Fr. de Valk was a model for priest journalists
The Catholic Register, 25 April 2020
How do the priesthood and journalism go together? The former is more fundamental to our identity than the latter, but both are variations on a deeper mission. Both are storytellers.
Fr. Alphonse de Valk, a stalwart of the pro-life movement, touched many lives in different spheres, especially in education, the particular charism of the Basilian Fathers. I will remember him as a fellow priest journalist.
There is a certain fraternity amongst us and we mourn the loss of one of our own. With the Internet creatively destroying the entire field of journalism, it is not clear that journalists like Fr. de Valk will be around in the future. The countless priests who now exercise at least part of their ministry over the Internet have less need for the established world of publishers, editors, reporters and columnists.
“It appears his first love was journalism,” wrote Lifesite News about Fr. de Valk’s multi-faceted priestly ministry after his death on April 16 at age 88. I learned only now that he founded a journal when he was at St.

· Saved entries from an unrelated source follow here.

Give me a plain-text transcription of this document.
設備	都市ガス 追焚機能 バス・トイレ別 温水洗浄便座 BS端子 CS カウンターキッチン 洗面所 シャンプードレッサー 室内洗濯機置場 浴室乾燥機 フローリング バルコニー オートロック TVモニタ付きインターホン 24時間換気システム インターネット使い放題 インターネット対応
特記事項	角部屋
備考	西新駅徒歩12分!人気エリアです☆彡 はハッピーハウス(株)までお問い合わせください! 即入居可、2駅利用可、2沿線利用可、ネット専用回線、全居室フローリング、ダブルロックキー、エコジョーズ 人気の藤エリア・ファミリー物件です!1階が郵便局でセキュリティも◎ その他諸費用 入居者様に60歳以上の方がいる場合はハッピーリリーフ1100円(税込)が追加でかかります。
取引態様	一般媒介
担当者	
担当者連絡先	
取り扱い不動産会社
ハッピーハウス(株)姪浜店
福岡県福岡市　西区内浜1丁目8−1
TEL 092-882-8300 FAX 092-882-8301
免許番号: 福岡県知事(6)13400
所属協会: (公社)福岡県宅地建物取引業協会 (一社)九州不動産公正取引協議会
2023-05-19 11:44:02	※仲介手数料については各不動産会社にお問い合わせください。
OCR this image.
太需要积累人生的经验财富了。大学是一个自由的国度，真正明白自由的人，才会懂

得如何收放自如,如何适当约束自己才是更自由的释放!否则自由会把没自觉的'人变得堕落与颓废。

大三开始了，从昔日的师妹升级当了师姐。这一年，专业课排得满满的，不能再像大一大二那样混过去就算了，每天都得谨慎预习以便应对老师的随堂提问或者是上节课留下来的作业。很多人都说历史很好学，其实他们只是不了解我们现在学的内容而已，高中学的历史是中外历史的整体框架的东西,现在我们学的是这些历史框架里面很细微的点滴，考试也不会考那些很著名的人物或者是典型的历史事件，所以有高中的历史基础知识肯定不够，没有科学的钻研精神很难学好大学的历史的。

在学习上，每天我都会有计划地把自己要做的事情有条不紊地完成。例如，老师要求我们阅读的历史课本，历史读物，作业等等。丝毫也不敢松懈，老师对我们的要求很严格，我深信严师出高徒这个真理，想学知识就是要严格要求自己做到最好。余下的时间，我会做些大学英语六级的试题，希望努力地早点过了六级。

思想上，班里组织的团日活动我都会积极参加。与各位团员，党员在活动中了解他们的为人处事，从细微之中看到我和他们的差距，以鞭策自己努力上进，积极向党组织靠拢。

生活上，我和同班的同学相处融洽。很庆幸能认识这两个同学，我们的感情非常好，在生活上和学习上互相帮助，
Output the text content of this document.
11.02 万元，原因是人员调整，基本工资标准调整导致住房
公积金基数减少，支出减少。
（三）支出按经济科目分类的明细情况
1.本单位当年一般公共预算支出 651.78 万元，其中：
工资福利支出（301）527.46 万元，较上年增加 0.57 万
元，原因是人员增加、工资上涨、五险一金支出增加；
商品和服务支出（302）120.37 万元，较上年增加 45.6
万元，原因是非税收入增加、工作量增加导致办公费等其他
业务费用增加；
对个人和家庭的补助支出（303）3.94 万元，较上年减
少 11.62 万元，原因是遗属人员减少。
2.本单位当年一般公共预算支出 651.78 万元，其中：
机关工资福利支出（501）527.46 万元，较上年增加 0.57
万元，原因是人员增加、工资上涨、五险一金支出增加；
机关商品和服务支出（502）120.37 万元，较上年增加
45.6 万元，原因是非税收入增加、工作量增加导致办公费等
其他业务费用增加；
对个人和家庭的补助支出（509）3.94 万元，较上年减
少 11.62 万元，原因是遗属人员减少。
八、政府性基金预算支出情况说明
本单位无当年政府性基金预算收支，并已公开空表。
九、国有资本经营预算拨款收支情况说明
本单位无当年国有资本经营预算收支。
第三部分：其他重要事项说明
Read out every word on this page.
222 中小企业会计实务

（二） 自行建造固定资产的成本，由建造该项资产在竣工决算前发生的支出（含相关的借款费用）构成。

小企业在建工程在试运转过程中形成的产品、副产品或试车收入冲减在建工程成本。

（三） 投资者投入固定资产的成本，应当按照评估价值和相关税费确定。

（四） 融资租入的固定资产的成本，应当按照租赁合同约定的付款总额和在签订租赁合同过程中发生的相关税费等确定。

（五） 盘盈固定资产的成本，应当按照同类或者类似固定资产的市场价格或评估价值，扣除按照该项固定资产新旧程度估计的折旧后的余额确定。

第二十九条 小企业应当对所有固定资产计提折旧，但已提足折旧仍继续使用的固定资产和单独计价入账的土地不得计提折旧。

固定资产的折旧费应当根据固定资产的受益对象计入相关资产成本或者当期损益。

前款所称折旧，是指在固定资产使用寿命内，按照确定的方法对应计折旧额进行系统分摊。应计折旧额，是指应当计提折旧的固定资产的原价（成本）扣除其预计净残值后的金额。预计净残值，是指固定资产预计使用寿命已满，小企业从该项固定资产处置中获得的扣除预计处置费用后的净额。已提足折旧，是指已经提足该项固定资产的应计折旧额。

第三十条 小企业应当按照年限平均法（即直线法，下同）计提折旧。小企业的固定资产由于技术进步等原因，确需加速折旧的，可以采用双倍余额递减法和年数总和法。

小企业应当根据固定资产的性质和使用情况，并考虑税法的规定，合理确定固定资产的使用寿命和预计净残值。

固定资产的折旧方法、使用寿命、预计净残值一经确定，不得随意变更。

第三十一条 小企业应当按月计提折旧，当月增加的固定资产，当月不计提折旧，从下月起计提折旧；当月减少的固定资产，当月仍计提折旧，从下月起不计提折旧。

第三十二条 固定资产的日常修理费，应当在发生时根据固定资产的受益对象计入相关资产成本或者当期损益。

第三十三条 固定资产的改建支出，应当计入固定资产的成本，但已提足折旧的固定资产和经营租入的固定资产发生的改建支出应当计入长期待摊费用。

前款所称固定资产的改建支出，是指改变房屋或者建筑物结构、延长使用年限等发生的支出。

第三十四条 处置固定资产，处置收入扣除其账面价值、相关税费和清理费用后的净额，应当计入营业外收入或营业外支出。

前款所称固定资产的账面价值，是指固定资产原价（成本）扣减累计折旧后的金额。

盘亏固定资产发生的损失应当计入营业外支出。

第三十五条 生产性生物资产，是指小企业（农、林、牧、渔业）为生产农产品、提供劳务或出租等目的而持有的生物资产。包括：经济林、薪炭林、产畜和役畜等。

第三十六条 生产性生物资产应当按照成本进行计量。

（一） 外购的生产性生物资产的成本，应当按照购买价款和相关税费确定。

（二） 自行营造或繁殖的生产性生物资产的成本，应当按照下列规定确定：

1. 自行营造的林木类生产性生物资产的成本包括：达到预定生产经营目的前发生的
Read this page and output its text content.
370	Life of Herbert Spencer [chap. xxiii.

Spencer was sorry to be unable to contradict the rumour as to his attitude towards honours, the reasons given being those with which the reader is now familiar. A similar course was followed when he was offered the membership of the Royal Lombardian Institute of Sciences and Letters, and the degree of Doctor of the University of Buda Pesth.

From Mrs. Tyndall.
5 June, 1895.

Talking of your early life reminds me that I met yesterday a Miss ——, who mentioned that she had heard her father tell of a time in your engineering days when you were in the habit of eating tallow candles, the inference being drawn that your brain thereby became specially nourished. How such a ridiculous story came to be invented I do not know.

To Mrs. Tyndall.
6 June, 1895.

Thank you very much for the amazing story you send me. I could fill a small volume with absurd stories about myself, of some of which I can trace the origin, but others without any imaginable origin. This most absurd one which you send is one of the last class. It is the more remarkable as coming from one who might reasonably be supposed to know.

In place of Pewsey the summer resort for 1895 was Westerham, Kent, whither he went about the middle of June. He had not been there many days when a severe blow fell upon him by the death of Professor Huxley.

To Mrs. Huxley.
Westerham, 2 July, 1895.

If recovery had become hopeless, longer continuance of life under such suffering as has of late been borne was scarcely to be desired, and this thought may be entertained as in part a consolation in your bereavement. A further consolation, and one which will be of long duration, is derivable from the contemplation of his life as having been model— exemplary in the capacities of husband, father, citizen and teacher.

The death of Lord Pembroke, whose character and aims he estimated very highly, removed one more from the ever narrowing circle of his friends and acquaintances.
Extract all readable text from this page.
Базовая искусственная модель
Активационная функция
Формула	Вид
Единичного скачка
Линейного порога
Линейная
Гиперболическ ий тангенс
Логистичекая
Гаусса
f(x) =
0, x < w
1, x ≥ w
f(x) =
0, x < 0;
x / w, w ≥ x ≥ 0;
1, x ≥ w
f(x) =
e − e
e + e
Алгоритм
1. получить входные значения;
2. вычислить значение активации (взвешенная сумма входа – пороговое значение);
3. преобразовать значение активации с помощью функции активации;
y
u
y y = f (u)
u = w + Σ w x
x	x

Thomas More College in Saskatoon, Chelsea Journal, named after St. Thomas More’s London home. The Saskatoon Basilians must have been a literary force back then, as Fr. Ian Boyd founded the Chesterton Review there in 1974.
The Chelsea Journal was a journal on current affairs and culture from a Catholic perspective. In 1993 Fr. de Valk would launch Catholic Insight with a similar mission. I began reading it regularly when I entered the seminary a few years later.
In 2003, I wrote a column for the National Post on Bill C-13, which regulated artificial reproduction.
“Bill C-13 is clearly better than the current legislative vacuum in which anything goes,” I wrote. “The moral difficulty is that it entrenches bad philosophy and countenances the destruction of human life.”
Fr. de Valk thought pro-life MPs must vote against C-13. I argued that there were acceptable reasons for voting either way.
He was not pleased and wrote that I was destroying pro-life unity. We clashed once or twice after that, but there was always a priestly gentlemanliness when we met in person.
Still I was surprised when in 2008 he looked favourably upon the idea — proposed by one of his writers — that I succeed him as the editor of Catholic Insight. Fr. de Valk was past 75 and looking to retire.